The PPC Agency Versus In-House Debate
“Should we hire an in-house team or an agency to manage our PPC campaigns?”
Every company considering paid digital marketing asks this question at some point.
Now, as an agency ourselves, you might think we’re going to knock in-house PPC. No way. Juggling the client relationship side of PPC management internally while maintaining a budget and strategically targeting prospects is a lot. (I’m getting stressed out just thinking about it.)
There are pros and cons to each of these solutions - and that’s before we even get into the difference pricing models of PPC agencies. But we’ve always found it’s best to look at the data. You can check out a brief pros and cons list in the image below from one of our stat collection posts.
The important thing to remember when trying to balance your Google Ads costs, however, is that you’re going to have expenses that go beyond just your PPC campaigns. Whether you’re employing your local PPC agency or an in-house expert, or are even trying to do it yourself (in which case you’re paying in time and energy), you’re going to run into extra expenses beyond your daily budget.
So remember that when looking down the long road that is PPC optimization.
Especially when reading this second to last section...

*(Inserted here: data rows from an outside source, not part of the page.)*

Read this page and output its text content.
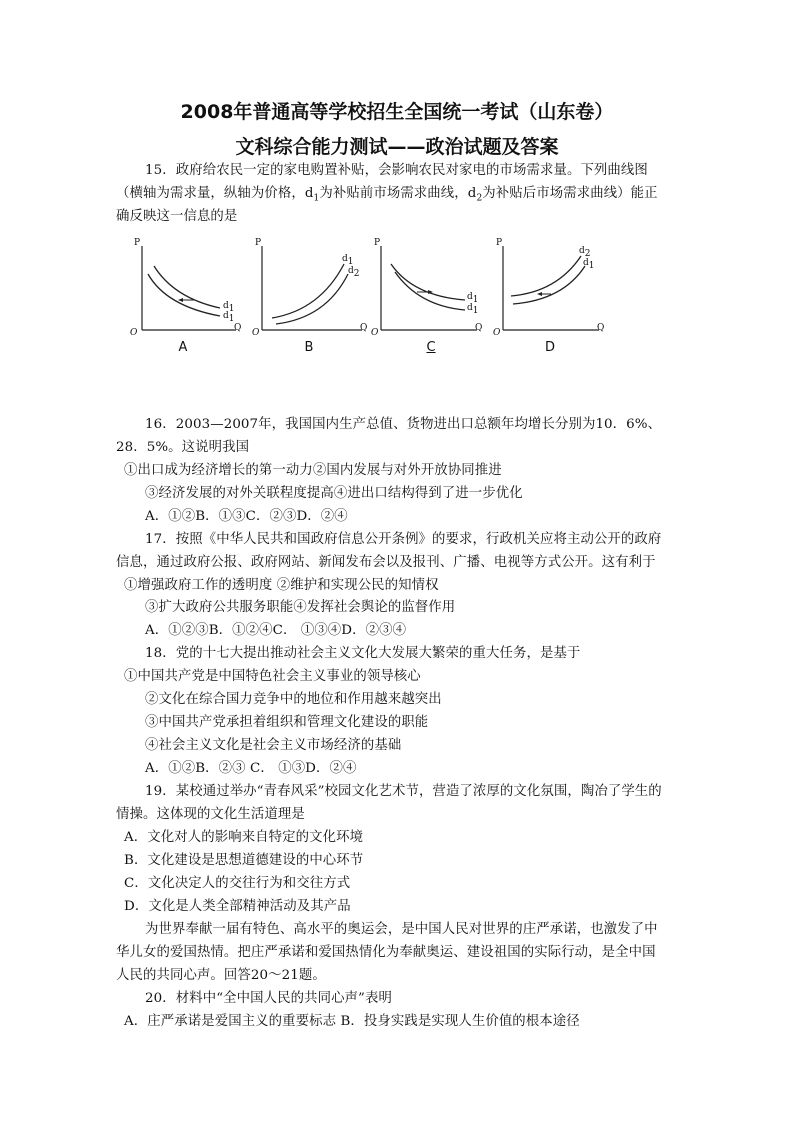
2008年普通高等学校招生全国统一考试（山东卷）
文科综合能力测试——政治试题及答案
15．政府给农民一定的家电购置补贴，会影响农民对家电的市场需求量。下列曲线图
（横轴为需求量，纵轴为价格，$d_1$为补贴前市场需求曲线，$d_2$为补贴后市场需求曲线）能正
确反映这一信息的是
P
Q
O
$d_1$
$d_1$
A
P
Q
O
$d_1$
$d_2$
B
P
Q
O
$d_1$
$d_1$
C
P
Q
O
$d_2$
$d_1$
D
16．2003—2007年，我国国内生产总值、货物进出口总额年均增长分别为10．6%、
28．5%。这说明我国
①出口成为经济增长的第一动力②国内发展与对外开放协同推进
③经济发展的对外关联程度提高④进出口结构得到了进一步优化
A．①②B．①③C．②③D．②④
17．按照《中华人民共和国政府信息公开条例》的要求，行政机关应将主动公开的政府
信息，通过政府公报、政府网站、新闻发布会以及报刊、广播、电视等方式公开。这有利于
①增强政府工作的透明度 ②维护和实现公民的知情权
③扩大政府公共服务职能④发挥社会舆论的监督作用
A．①②③B．①②④C． ①③④D．②③④
18．党的十七大提出推动社会主义文化大发展大繁荣的重大任务，是基于
①中国共产党是中国特色社会主义事业的领导核心
②文化在综合国力竞争中的地位和作用越来越突出
③中国共产党承担着组织和管理文化建设的职能
④社会主义文化是社会主义市场经济的基础
A．①②B．②③ C． ①③D．②④
19．某校通过举办“青春风采”校园文化艺术节，营造了浓厚的文化氛围，陶冶了学生的
情操。这体现的文化生活道理是
A．文化对人的影响来自特定的文化环境
B．文化建设是思想道德建设的中心环节
C．文化决定人的交往行为和交往方式
D．文化是人类全部精神活动及其产品
为世界奉献一届有特色、高水平的奥运会，是中国人民对世界的庄严承诺，也激发了中
华儿女的爱国热情。把庄严承诺和爱国热情化为奉献奥运、建设祖国的实际行动，是全中国
人民的共同心声。回答20～21题。
20．材料中“全中国人民的共同心声”表明
A．庄严承诺是爱国主义的重要标志 B．投身实践是实现人生价值的根本途径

Price Comparison For Popular Google Ads Tools
Have you ever tried to navigate quickly through Google Ads’ settings to make an update? If so, you know it can be seriously confusing and insanely time-consuming.
I know, because I’ve been there too. Which is why, if it wasn’t for these account management tools, our work weeks would turn really ugly really, really quickly.
Some are free while others require a paid subscription, but the most important thing is that these are working solutions that you can start using -- for yourself or for your clients -- today. Like, today today.
You can use them to get more work done and make performance improvements so much more quickly. In our experience, that makes clients happy and us even happier. And who doesn’t want that?
Make Sure Google Ads Costs Your Competitors, Not You
The most successful PPC campaigns don’t preoccupy themselves with what platforms or account structures are automatically primed to give them the best results and ROI. Cookie cutter templates often give cooter cutter results. And in today’s post-digital marketing world being average won’t get you anything but sub-par performance.
Make sure that you take the time to learn from your account setup and tests and optimize your campaigns in a way that is customized and tailored towards your audience and your goals.
This will set your north star metrics on the right headings and should always keep you focused on keeping your Google Ads costs focused on generating more profits, instead of simply cutting costs for the sake of saving money you’ve already burnt.
Stay ahead of the competition and optimize your budget from the ground up ahead of time. This way, Google Ads is costing them while you’re already converting their leads.